Genesis 41: 51,52 "Joseph named his firstborn Manasseh and said, "It is because God has made me forget all my trouble and all my father's household." The second son he named Ephraim and said, "It is because God has made me fruitful in the land of my suffering."
Joseph was a man who understood how to move on. When he was brought low, it would have been easy to sit in the bitterness and resentment of the circumstances that brought him there. When he was elevated it would have been easy to use it as a time to nurse a spiteful, vengeful heart. But the naming of his two boys revealed that the time in prison and the time in the palace did not destroy his heart.
Manasseh = 'Forget'
Ephraim = 'Twice Fruitful'
I know I've been beating this drum for awhile, but I think I have to keep doing it until it gets through to me.

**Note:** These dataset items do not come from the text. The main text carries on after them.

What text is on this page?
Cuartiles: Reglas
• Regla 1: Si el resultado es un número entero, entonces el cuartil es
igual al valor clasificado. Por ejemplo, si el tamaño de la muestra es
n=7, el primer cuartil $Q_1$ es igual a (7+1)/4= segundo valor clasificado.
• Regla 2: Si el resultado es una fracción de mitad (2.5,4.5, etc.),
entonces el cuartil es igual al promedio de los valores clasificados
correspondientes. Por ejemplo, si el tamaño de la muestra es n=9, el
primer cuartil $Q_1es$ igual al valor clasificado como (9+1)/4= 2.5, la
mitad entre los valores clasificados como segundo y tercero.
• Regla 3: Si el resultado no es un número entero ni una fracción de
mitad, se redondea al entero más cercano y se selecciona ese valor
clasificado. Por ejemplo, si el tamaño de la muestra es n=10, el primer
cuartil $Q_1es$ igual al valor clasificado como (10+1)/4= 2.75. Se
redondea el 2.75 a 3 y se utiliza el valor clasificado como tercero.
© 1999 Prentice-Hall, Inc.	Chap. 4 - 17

We must be able to forget before we can become twice fruitful. If we hold onto to anything - good or bad - it is too hard to move on. Many of us are being destroyed by resentment because of our time in the prison. A health issue, a relationship gone awry, a bad mistake that we made that caused hurt, someone who has hurt us - we all have them. We have also had palaces, times that we've been elevated beyond what we deserve, and these can kill us as well.
The key is to be like Joseph (and Paul in Philippians 3:7) and allow God to give us the ability to forget, and then press forward for something greater and more fruitful, even in 'the land of our suffering.' We think it's only in good times that we produce fruit, but the seed is germinating in these prisons.